Description
Sacher Torte is a classic Austrian chocolate apricot cake featuring a dense, moist chocolate sponge layered with rich apricot jam and covered in a smooth chocolate glaze. This elegant dessert combines the indulgence of bittersweet chocolate with the fresh sweetness of apricot, perfect for special occasions or a sophisticated treat.
Ingredients
Scale
For the cake:
- 1/2 cup (1 stick) unsalted butter, softened
- 1/2 cup powdered sugar
- 6 large eggs, separated
- 1 teaspoon vanilla extract
- 4 ounces bittersweet chocolate, melted and cooled
- 1 cup granulated sugar
- 1 cup all-purpose flour
- 1/4 teaspoon salt
For the filling:
- 3/4 cup apricot jam, warmed and strained if chunky
For the glaze:
- 5 ounces bittersweet chocolate, chopped
- 1/2 cup heavy cream
Instructions
- Preheat and prepare pan: Preheat the oven to 350°F (175°C). Grease a 9-inch round cake pan, line the bottom with parchment paper, and lightly flour the sides to ensure easy release after baking.
- Cream butter and sugar: In a large bowl, cream the softened butter and powdered sugar together until the mixture is light, fluffy, and pale in color, which helps create a tender crumb for the cake.
- Add yolks and chocolate: Beat in the egg yolks one at a time for proper incorporation, then mix in the vanilla extract and the cooled melted bittersweet chocolate until fully combined.
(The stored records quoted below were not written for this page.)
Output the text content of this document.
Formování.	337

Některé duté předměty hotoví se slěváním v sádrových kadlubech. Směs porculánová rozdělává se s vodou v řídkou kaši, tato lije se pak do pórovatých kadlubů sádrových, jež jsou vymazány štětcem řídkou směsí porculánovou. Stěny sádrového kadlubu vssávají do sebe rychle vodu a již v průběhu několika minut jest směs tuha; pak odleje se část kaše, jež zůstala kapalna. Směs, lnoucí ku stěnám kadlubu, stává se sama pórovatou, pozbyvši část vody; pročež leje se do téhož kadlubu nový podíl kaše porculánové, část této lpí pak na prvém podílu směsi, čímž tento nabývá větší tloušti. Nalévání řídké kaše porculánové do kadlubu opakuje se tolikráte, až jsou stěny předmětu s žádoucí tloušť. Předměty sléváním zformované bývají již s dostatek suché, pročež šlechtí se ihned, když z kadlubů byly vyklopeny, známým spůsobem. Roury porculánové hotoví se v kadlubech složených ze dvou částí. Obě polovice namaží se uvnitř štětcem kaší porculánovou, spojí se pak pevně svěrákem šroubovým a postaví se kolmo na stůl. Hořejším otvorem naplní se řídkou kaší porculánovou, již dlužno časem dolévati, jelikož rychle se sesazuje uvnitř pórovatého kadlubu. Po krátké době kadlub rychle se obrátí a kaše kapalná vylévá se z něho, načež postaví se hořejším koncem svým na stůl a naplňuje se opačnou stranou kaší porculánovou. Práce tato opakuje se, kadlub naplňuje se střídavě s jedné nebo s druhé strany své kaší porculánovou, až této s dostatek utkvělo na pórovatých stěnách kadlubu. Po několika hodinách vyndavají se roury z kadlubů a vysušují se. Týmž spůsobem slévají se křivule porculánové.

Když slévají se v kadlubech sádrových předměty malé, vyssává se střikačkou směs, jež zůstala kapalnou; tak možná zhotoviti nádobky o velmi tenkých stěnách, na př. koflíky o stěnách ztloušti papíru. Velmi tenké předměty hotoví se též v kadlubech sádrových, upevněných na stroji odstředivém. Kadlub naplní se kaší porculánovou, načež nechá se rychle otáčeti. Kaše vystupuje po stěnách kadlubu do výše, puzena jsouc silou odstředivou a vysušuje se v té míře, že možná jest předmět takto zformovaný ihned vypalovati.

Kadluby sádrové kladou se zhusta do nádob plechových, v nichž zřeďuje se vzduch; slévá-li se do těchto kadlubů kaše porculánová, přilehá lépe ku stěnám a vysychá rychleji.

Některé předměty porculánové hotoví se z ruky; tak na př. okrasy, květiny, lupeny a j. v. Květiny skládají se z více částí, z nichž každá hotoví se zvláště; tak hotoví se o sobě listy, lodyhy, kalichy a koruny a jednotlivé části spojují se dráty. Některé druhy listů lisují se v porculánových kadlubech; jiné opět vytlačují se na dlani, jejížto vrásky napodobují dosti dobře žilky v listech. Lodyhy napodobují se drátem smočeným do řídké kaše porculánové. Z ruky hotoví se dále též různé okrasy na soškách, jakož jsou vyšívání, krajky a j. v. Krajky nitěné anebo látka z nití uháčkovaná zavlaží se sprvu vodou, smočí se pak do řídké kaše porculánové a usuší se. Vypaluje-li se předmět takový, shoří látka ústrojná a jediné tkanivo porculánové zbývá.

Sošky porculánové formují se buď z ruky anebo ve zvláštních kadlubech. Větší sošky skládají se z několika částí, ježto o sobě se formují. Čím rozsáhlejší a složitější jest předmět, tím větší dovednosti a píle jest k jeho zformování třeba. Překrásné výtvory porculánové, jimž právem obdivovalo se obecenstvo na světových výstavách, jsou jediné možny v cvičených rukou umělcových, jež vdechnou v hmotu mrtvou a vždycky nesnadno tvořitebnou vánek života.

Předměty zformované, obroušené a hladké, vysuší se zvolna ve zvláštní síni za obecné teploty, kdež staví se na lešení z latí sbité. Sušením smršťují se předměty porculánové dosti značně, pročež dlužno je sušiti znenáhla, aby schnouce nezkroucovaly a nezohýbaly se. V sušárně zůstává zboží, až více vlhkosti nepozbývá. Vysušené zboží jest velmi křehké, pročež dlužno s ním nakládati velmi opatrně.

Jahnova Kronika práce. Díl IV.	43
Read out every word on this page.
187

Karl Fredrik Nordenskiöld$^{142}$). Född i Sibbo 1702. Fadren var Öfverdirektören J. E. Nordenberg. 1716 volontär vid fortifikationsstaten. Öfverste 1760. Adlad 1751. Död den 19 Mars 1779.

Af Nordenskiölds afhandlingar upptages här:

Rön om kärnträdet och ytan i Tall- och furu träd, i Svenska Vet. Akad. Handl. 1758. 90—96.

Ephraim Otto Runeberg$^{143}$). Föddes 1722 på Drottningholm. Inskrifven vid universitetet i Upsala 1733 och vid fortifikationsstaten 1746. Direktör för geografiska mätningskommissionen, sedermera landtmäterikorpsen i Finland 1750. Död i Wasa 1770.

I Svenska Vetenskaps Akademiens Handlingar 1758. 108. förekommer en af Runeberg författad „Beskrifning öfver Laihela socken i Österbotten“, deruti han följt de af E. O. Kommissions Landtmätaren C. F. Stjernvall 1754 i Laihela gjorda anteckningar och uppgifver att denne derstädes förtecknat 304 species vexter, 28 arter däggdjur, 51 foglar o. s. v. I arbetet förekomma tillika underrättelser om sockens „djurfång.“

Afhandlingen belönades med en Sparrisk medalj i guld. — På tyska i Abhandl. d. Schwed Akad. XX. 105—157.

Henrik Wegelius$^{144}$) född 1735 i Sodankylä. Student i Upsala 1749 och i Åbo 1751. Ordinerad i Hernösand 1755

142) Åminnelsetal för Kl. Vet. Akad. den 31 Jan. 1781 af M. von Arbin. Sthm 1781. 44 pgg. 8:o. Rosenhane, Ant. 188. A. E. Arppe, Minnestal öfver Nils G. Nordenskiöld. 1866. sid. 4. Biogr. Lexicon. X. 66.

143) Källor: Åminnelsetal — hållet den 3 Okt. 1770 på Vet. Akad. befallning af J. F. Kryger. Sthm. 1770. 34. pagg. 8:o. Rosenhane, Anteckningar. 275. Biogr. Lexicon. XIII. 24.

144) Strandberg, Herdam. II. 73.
- Beat egg whites: In a separate clean bowl, whip the egg whites with a pinch of salt until soft peaks form. Gradually add the granulated sugar while continuing to beat until stiff, glossy peaks develop, providing structure to the cake.
- Fold mixtures: Gently fold one-third of the egg whites into the chocolate batter to lighten it. Then fold in the remaining egg whites carefully to preserve the airy texture. Sift the flour over the batter and fold it in gently until just combined to avoid overmixing.
- Bake the cake: Pour the batter into the prepared pan and smooth the top evenly. Bake for 40 to 45 minutes or until a toothpick inserted into the center comes out clean. Let the cake cool in the pan for 10 minutes before turning it out onto a wire rack to cool completely.
- Slice and fill: Once the cake is fully cooled, carefully slice it horizontally into two even layers. Spread a thin, even layer of warmed apricot jam over the bottom half, then replace the top layer. Spread more apricot jam over the top and sides of the cake for moisture and flavor.
- Prepare glaze: Heat the heavy cream until it is just steaming. Pour the hot cream over the chopped bittersweet chocolate and let it sit for one minute to melt. Stir the mixture until smooth and glossy. Allow it to cool slightly but remain pourable.
- Glaze the cake: Pour the chocolate glaze over the cake, covering the top and sides evenly with a smooth layer. Let the glaze set at room temperature before serving to achieve a polished finish.
Notes
- Sacher Torte is best made a day in advance to allow the flavors to meld for a richer taste.
- Serve with unsweetened whipped cream for a traditional Austrian presentation.
- Store at room temperature for 1–2 days or refrigerate for longer freshness.